L'Autriche et l'Allemagne, qui comptent parmi les rares pays européens à garantir à leurs assurés sociaux la gratuité totale des soins médicaux ambulatoires et le libre choix de leur médecin, pourraient prochainement instituer un ticket modérateur sur ces dépenses. Ces projets constituent une révolution dans ces pays habitués depuis plus de cent ans à la gratuité des soins.
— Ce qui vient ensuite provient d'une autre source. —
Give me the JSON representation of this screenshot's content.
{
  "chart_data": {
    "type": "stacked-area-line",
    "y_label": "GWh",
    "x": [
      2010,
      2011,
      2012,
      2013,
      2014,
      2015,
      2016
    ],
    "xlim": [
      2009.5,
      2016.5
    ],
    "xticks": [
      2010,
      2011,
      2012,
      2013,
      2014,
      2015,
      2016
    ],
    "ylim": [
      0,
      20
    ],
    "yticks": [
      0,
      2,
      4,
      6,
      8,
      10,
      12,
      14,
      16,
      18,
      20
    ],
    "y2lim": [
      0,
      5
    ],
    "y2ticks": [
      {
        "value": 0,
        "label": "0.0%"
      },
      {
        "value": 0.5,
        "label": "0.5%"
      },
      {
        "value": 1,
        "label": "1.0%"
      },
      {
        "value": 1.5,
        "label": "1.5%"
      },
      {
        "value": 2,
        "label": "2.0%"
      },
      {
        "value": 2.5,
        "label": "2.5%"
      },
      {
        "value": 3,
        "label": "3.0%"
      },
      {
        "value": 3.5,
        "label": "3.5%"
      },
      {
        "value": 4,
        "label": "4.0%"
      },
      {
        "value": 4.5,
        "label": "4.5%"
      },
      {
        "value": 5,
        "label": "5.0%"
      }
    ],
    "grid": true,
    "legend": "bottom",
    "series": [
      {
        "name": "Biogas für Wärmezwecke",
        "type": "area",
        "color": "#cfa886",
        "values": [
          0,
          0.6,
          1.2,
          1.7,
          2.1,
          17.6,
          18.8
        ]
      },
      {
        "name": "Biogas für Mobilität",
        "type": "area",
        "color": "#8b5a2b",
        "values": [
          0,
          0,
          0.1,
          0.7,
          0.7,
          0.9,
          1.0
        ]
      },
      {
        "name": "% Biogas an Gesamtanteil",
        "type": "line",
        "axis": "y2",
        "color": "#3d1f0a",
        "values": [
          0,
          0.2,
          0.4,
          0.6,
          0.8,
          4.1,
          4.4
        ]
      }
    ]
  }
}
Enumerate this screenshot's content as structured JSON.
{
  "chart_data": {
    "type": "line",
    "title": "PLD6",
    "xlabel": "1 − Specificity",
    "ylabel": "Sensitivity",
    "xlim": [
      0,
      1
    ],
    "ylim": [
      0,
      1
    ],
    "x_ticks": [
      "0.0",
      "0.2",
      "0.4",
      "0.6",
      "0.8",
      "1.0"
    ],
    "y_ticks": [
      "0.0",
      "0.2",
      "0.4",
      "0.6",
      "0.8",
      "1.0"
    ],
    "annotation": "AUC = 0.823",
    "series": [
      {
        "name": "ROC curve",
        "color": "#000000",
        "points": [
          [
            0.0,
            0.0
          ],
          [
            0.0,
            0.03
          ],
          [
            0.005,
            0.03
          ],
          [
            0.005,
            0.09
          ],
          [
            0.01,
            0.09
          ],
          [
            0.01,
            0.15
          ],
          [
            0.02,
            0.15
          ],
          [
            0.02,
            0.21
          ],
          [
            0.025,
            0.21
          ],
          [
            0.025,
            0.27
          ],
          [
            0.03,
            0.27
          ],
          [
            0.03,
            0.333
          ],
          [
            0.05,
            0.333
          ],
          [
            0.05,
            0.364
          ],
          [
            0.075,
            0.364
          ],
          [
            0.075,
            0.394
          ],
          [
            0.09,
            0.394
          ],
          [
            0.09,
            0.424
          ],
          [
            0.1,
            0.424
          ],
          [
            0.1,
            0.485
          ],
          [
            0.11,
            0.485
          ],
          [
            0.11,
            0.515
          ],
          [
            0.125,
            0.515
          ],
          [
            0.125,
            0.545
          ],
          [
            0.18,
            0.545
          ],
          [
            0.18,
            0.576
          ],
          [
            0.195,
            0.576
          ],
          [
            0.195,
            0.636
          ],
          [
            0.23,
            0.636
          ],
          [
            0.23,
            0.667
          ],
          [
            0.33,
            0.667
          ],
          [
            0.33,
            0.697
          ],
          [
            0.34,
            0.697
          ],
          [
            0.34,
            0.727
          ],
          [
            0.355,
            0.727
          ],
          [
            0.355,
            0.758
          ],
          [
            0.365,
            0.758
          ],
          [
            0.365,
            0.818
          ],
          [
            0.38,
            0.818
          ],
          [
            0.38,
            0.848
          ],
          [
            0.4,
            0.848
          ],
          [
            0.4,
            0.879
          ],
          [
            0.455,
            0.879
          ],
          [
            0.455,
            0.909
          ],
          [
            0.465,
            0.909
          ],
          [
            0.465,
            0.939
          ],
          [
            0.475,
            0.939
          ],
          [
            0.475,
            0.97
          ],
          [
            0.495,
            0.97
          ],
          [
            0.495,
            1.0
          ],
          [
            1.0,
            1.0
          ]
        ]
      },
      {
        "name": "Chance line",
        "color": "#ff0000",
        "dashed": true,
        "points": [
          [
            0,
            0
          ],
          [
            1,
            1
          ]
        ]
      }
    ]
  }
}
A peine installé, le nouveau gouvernement autrichien de Wolfgang Schüssel, qui réunit à nouveau les conservateurs et l'extrême droite dans une coalition « noire-bleue », a annoncé la mise en place d'une importante réforme de la santé combinée à un sévère plan d'économies. Le gouvernement envisage d'instituer un ticket modérateur de 20 % sur les actes médicaux, dont seraient toutefois dispensés les malades chroniques et les citoyens les plus pauvres. Ce projet est très vivement critiqué par l'opposition, les syndicats d'employés, les assurés et les médecins eux-mêmes. Jusqu'à présent, les soins médicaux sont gratuits en Autriche, à l'exception d'une participation forfaitaire et symbolique de 4 euros par trimestre. De plus, de nombreux médecins disposent de l'équivalent d'un secteur II, mais doivent informer leurs malades du montant de leur dépassement, qui peut être remboursé dans certains cas, avant de commencer à les soigner. L'Autriche entend par ailleurs « rationaliser » ses dépenses hospitalières en supprimant 6 000 lits et en en réaffectant 10 000 autres, notamment au profit d'hospitalisations de jour. Elle souhaite développer l'usage des génériques et contrôler plus sévèrement les prescriptions des médecins. Le pays n'exclut pas non plus d'augmenter les taux de cotisations maladie des assurés, et veut généraliser l'informatisation du système de santé du pays, en introduisant enfin les cartes à puce pour les professionnels et les assurés sociaux, dont la mise en place, prévue depuis la fin des années 1990, a pris beaucoup de retard.
En Allemagne, la « commission Rürup » chargée de préparer la future réforme de la santé devrait préconiser l'introduction d'un ticket modérateur sur les soins médicaux, idée approuvée il y a quelques jours par le chancelier Schröder. Si ses modalités sont loin d'être fixées, le ticket pourrait se traduire par un forfait de 15 euros applicable sur une période donnée, par exemple un trimestre. D'autres membres de la commission suggèrent de laisser 10 % des dépenses médicales à la charge des assurés qui changeraient de médecin, ou qui en verraient plusieurs de la même spécialité pendant le même trimestre. Alors que les Français sont habitués, depuis la création de la Sécurité sociale en 1946, à prendre en charge une partie de leurs traitements, les projets allemands et autrichiens paraissent d'autant plus radicaux que ces pays ne connaissent pas le système des mutuelles complémentaires qui couvrent les parts laissées aux assurés.
Ce qui se passe ailleurs en Europe
Si plusieurs autres pays européens, comme l'Espagne ou l'Italie, prennent en charge la totalité des soins médicaux ambulatoires, les patients doivent se rendre chez des médecins « agréés » par les services nationaux de santé, en cabinet ou en polyclinique : ils ne peuvent pas toujours les choisir, et doivent souvent attendre avant d'être soignés, si bien que beaucoup préfèrent consulter en privé, mais à leurs frais.
Les Portugais et les Finlandais, pour leur part, doivent s'acquitter d'un ticket modérateur, même lorsqu'ils se rendent chez un médecin dépendant du système national de santé. Aux Pays-Bas, la gratuité est liée à l'inscription chez un généraliste référent. Comme la France, la Belgique et le Luxembourg garantissent le libre choix des médecins par les patients, mais en l'échange d'une participation de ces derniers aux dépenses : en Belgique, les malades payent 10 ou 25 % des consultations et des visites en fonction de leurs revenus. Au Luxembourg, les caisses remboursent 95 % du montant des consultations, mais seulement 80 % de celui des visites. Ce ticket modérateur sur les visites n'est toutefois perçu qu'une fois par mois au maximum.